Overview
LLM2Vec is a Python toolkit and recipe for turning decoder-only large language models, such as Llama 3 or Mistral, into text encoders that produce sentence and document embeddings. It does this in three steps: enabling bidirectional attention, training with masked next token prediction (MNTP), and unsupervised contrastive learning. The result can be fine-tuned further for stronger retrieval and similarity performance.
It is aimed at engineers and researchers who already work with HuggingFace models and want embeddings from an LLM they trust, rather than a separate embedding model. The library wraps a base model so you can load it, optionally attach LoRA weights, and call a single encode method to get vectors.
As an embedding-model tool, LLM2Vec fits retrieval, clustering, classification, and semantic-similarity pipelines. The McGill-NLP team also publishes pre-converted checkpoints on HuggingFace, so you can use the embeddings without running the full training recipe yourself.
What it does
- Converts decoder-only LLMs (Llama 3, Mistral, Llama 2, Sheared-LLaMA, plus Gemma and Qwen-2) into text encoders
- Three-step recipe: bidirectional attention, masked next token prediction (MNTP), and unsupervised contrastive learning
- Loads base models and optional PEFT/LoRA weights through a from_pretrained wrapper over HuggingFace models
- Supports instruction-prefixed queries for asymmetric retrieval tasks
- Configurable pooling strategy (default mean) and max sequence length (default 512)

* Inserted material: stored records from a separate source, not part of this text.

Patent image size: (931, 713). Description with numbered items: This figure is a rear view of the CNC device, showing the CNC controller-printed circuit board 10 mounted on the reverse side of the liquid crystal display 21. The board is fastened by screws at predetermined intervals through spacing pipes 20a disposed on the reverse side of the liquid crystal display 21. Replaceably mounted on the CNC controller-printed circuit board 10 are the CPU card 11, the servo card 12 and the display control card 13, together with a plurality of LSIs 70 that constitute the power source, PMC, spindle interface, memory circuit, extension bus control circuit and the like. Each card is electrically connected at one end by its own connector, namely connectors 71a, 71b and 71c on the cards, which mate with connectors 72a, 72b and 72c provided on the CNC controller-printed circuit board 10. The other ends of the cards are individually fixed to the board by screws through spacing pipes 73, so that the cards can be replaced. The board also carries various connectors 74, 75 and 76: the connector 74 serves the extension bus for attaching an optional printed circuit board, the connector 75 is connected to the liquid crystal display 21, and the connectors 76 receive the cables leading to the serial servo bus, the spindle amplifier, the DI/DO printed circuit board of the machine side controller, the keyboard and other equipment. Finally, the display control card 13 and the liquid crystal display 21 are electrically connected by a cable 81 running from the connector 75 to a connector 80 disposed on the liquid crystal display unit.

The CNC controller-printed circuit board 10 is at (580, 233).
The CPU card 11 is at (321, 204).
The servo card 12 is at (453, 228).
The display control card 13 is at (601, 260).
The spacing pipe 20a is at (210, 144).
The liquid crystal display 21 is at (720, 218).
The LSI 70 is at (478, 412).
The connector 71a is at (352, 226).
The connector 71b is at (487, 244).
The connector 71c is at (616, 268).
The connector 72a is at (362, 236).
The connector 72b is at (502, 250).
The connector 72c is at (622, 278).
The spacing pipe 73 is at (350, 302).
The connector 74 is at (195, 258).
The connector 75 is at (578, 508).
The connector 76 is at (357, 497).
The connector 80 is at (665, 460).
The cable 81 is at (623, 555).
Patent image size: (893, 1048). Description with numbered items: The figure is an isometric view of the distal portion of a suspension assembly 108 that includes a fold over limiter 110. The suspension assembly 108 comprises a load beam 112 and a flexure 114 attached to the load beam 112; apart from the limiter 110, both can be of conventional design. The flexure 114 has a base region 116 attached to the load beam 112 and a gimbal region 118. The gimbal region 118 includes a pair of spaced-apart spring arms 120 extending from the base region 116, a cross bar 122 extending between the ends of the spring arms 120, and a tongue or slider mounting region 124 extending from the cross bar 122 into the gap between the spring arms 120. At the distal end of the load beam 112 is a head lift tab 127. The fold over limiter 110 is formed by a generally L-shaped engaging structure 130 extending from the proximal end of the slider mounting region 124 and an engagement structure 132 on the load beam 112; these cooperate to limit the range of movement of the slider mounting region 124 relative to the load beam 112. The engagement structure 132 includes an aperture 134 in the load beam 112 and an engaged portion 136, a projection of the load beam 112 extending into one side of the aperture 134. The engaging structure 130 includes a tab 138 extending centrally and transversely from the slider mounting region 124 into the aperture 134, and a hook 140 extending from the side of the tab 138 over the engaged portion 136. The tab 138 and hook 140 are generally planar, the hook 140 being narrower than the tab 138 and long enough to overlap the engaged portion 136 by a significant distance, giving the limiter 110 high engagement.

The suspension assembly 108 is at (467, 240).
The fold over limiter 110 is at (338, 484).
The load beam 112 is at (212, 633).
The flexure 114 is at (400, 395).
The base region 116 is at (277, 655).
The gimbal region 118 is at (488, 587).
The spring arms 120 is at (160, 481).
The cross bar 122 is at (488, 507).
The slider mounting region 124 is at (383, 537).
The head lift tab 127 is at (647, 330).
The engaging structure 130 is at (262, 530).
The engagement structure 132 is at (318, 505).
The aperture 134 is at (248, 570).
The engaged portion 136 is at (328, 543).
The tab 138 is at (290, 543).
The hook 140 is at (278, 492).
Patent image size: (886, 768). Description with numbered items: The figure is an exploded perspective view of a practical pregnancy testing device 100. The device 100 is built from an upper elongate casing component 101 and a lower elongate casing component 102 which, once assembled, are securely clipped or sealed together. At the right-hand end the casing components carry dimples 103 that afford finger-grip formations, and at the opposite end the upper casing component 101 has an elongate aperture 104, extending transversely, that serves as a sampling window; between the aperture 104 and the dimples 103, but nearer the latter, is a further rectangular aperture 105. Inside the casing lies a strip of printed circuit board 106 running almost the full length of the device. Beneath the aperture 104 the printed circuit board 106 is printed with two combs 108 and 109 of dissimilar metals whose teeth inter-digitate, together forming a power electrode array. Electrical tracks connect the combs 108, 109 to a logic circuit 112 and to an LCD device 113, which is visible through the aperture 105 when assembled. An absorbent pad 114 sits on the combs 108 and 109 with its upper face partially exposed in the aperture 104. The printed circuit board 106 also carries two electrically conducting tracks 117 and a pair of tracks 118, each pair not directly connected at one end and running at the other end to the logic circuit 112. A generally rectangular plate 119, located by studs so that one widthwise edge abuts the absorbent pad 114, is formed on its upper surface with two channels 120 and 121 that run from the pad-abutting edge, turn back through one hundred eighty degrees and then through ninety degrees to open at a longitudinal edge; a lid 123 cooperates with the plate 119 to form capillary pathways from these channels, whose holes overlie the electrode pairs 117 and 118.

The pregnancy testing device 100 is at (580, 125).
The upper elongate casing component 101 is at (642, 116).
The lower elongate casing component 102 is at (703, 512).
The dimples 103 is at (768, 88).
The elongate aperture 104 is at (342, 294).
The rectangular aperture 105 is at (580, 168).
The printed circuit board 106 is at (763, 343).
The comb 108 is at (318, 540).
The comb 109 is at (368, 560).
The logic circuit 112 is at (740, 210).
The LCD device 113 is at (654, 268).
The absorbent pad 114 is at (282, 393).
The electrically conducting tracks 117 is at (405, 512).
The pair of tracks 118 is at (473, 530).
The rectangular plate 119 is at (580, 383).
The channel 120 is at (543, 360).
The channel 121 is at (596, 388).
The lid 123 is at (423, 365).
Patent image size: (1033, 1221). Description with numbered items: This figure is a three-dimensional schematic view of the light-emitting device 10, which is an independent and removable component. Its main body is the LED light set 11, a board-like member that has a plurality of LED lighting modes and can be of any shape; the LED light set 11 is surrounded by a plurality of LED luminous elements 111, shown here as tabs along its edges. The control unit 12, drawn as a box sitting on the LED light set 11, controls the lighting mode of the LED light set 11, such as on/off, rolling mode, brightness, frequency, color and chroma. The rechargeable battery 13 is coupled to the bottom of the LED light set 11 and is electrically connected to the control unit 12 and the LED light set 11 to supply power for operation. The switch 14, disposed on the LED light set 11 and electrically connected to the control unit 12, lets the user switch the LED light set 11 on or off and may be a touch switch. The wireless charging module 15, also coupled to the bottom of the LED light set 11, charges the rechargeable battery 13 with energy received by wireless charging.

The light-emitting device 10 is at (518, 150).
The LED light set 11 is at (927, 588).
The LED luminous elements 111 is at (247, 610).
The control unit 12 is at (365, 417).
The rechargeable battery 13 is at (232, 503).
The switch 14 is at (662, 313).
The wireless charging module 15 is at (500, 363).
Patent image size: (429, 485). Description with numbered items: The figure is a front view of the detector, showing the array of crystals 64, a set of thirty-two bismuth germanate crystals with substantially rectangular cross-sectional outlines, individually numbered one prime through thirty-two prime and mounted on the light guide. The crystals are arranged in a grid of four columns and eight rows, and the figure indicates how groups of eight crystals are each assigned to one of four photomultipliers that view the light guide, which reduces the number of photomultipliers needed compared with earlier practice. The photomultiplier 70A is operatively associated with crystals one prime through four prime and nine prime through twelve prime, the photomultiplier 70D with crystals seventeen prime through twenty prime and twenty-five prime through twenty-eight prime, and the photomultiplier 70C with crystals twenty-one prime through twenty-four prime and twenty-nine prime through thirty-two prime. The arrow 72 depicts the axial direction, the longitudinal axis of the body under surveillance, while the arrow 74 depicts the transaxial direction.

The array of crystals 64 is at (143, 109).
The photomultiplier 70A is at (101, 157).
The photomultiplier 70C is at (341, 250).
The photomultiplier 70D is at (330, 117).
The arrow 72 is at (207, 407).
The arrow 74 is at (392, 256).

- Pre-trained supervised and unsupervised checkpoints published on HuggingFace
Getting started
Install the package from PyPI, then load a converted model and call encode to get embeddings.
Install LLM2Vec
Install the package from PyPI, followed by flash-attention.
pip install llm2vec
pip install flash-attn --no-build-isolationLoad a converted model
Use from_pretrained with a base MNTP model and optional LoRA weights. By default the model loads with bidirectional connections enabled.
import torch
from llm2vec import LLM2Vec
l2v = LLM2Vec.from_pretrained(
"McGill-NLP/LLM2Vec-Meta-Llama-3-8B-Instruct-mntp",
peft_model_name_or_path="McGill-NLP/LLM2Vec-Meta-Llama-3-8B-Instruct-mntp-unsup-simcse",
device_map="cuda" if torch.cuda.is_available() else "cpu",
torch_dtype=torch.bfloat16,
)Encode text
Pass plain texts, or [instruction, text] pairs for queries, then compute cosine similarity.
instruction = (
"Given a web search query, retrieve relevant passages that answer the query:"
)
queries = [
[instruction, "how much protein should a female eat"],
[instruction, "summit define"],
]
q_reps = l2v.encode(queries)
documents = [
"The CDC's average requirement of protein for women ages 19 to 70 is 46 grams per day.",
"The summit is the highest point of a mountain.",
]
d_reps = l2v.encode(documents)
q_reps_norm = torch.nn.functional.normalize(q_reps, p=2, dim=1)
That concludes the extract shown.